Cela étant, je reste convaincu que le mandat de la MONUSCO permet de faire plus, d'aller plus loin. Nous n'avons pas attendu ces nouvelles pour agir. Les services, que ce soit à New York, au Conseil de sécurité, ou à Kinshasa, ont déjà pris les initiatives de sorte que l'on vérifie bien que cette protection reste assurée au Dr Mukwege et, s'il le faut, qu'elle soit renforcée. Nous allons continuer à travailler en ce sens.

 

Je compte d'ailleurs, dans la foulée des démarches actuellement entreprises, demander à nos représentants au Conseil de sécurité de, lors d'un débat ouvert prévu le 15 mai sur les conflits, et notamment sur la situation des femmes dans les conflits, à ce qu'ils rendent hommage au travail du docteur et plaident pour qu'il bénéficie de la protection maximale.

 

Je voudrais conclure en vous disant que nous sommes évidemment à la disposition du Dr Mukwege s'il avait besoin d'aide. Lorsqu'il a fait l'objet de violences et qu'un de ses proches a été abattu, il y a déjà quelque temps, nous l'avions fait sortir du pays via notre ambassade à Bujumbura. Soyez assurées que nous faisons tout, comme nous l'avons fait pour obtenir cette protection, pour qu'elle soit maintenue.

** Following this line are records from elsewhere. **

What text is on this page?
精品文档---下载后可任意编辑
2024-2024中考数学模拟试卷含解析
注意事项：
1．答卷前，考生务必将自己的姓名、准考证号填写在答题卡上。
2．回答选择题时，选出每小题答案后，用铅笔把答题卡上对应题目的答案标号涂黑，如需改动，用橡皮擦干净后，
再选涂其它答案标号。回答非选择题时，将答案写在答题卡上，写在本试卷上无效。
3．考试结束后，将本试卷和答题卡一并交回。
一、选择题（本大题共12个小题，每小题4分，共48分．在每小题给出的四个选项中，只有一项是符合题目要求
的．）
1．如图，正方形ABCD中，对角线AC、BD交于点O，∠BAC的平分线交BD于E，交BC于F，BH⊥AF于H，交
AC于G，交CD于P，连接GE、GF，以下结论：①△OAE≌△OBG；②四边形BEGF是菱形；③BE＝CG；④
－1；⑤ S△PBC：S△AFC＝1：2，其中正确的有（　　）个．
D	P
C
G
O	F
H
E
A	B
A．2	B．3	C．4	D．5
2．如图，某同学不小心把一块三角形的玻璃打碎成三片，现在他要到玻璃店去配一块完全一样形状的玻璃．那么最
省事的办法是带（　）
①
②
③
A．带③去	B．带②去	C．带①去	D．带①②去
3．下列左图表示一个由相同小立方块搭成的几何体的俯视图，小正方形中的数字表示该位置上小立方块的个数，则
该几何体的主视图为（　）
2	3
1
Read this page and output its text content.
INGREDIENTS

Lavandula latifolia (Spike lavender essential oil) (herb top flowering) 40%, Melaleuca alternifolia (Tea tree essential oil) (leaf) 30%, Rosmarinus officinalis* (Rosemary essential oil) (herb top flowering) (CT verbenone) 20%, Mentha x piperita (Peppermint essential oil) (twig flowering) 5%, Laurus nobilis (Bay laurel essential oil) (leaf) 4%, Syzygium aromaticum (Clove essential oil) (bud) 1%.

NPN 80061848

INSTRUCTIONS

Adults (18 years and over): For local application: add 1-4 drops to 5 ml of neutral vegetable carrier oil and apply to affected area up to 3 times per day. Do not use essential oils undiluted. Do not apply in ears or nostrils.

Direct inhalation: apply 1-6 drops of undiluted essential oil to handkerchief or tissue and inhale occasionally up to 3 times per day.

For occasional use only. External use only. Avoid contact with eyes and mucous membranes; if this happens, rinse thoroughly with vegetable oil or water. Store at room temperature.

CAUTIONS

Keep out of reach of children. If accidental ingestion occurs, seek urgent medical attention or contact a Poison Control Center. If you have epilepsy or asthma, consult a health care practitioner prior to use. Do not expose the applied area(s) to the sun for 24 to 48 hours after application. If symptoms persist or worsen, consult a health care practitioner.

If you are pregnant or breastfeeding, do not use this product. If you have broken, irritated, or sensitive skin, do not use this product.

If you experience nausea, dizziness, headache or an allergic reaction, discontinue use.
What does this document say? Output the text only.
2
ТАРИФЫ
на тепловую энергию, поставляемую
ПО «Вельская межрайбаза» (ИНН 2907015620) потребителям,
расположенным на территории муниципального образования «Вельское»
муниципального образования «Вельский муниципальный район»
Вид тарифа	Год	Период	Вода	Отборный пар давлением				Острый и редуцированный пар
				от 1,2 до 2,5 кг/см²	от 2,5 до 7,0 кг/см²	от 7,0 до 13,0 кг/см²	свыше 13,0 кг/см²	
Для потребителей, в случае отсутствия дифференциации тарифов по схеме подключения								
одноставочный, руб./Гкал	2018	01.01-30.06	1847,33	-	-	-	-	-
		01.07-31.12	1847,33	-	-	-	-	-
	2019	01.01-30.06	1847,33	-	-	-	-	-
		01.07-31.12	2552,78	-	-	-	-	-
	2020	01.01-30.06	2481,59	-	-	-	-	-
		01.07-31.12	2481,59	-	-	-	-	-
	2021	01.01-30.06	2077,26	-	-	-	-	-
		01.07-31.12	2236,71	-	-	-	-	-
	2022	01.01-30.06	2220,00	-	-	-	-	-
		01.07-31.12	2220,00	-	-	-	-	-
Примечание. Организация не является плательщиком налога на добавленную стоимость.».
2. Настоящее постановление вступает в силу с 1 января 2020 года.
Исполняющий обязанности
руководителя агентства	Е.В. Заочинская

Réplique de Gwenaëlle Grovonius

Monsieur le président, monsieur le ministre, je vous remercie pour ces éléments de réponse. Le moins que l'on puisse dire, c'est que visiblement le flou persiste. J'ai entendu les éléments que vous nous avez communiqués. J'espère qu'ils sont avérés.

 

Je ne doute pas, et vous le demande avec force, que vous prendrez tous les contacts utiles pour vous assurer que les informations communiquées aujourd'hui sont bien fausses et que la sécurité du docteur, de ses proches et de ses patientes est bel et bien assurée. J'ai bien entendu que c'est l'objectif que vous souhaitez défendre. Sachez que c'est aussi celui de mon groupe. Nous vous soutiendrons dans cette démarche.